In the "early summer of 1950", Martin Greer is the engineer for a small construction company, Greer and Sons, working with his father. An Army combat engineer for four years during World War II, he and wife Nancy have two young children. Employee George Kress asks Martin to write a letter to the Selective Service System stating that his son, George Jr., is "indispensable" for their company and thus exempt from the draft. Martin reluctantly refuses, and George Jr. joins the Army at the beginning of the Korean War.
Martin's younger brother Jack is in love with college student Carrie Turner, daughter of a judge who is on the local draft board. Despite a trick knee that got him deferred once before, he is drafted. Jack suspects that her father, who feels his daughter can do better, is the reason. Jack and Martin's mother, who lost a son during the last war, asks Martin to write an "indispensable" letter for his brother; he seriously considers it, but does not do so, and Nancy criticizes Jack for his reluctance to serve. Jack joins the Army, where he briefly sees George Jr. before the latter goes to Korea.

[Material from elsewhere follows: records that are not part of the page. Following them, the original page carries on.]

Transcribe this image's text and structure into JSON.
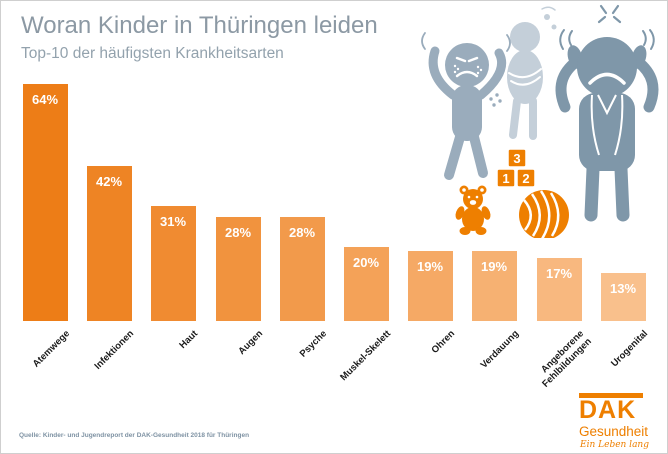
{
  "header": {
    "title": "Woran Kinder in Thüringen leiden",
    "subtitle": "Top-10 der häufigsten Krankheitsarten"
  },
  "chart_data": {
    "type": "bar",
    "title": "Woran Kinder in Thüringen leiden",
    "subtitle": "Top-10 der häufigsten Krankheitsarten",
    "categories": [
      "Atemwege",
      "Infektionen",
      "Haut",
      "Augen",
      "Psyche",
      "Muskel-Skelett",
      "Ohren",
      "Verdauung",
      "Angeborene\nFehlbildungen",
      "Urogenital"
    ],
    "values": [
      64,
      42,
      31,
      28,
      28,
      20,
      19,
      19,
      17,
      13
    ],
    "value_suffix": "%",
    "ylim": [
      0,
      70
    ],
    "grid": false,
    "legend": false,
    "bar_colors": [
      "#ED7D17",
      "#EE8424",
      "#F08B31",
      "#F1933E",
      "#F29A4B",
      "#F4A258",
      "#F5A965",
      "#F6B172",
      "#F8B87F",
      "#F9C08C"
    ],
    "value_label_color": "#FFFFFF",
    "category_label_color": "#1A1A1A",
    "category_label_rotation_deg": -45
  },
  "illustration": {
    "icons": [
      "itchy-child-figure",
      "stomachache-child-figure",
      "headache-child-figure",
      "anger-mark-icon",
      "sweat-drops-icon",
      "teddy-bear-icon",
      "ball-icon",
      "number-blocks-icon"
    ],
    "block_numbers": [
      "3",
      "1",
      "2"
    ],
    "colors": {
      "child_left": "#9AACBC",
      "child_middle": "#C4CFD9",
      "child_right": "#7F97A9",
      "toys": "#EE7F00"
    }
  },
  "footer": {
    "source": "Quelle: Kinder- und Jugendreport der DAK-Gesundheit 2018 für Thüringen"
  },
  "logo": {
    "name": "DAK",
    "subtitle": "Gesundheit",
    "tagline": "Ein Leben lang",
    "color": "#EE7F00"
  },
  "colors": {
    "background": "#FFFFFF",
    "title": "#8C99A4",
    "subtitle": "#93A2AD",
    "source": "#7E92A3"
  }
}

Something bad happens to George Jr. (though it is not made clear whether he is dead, badly wounded or missing in action), and his father drunkenly blames Martin. Harvey Landrum, Martin's commander in World War II, reenlists and asks Martin to join him, as engineers who know how to build airstrips are scarce. Eligible for exemptions, he initially declines, then agrees, over his wife's objections. Jack and Carrie marry during a furlough before he also goes overseas.
Leonard Maltin gives the film three out of four stars, describing it as “Dated yet still touching Americana detailing effects of the Korean War on a small-town family. An artifact of its era, with fine performances all around. “
At the time of its release, Bosley Crowther of The New York Times wrote: “All in all the running crisis of the "cold war" has been absorbed in the cotton padding of sentiment. A straight recruiting poster would be more convincing and pack more dramatic appeal.”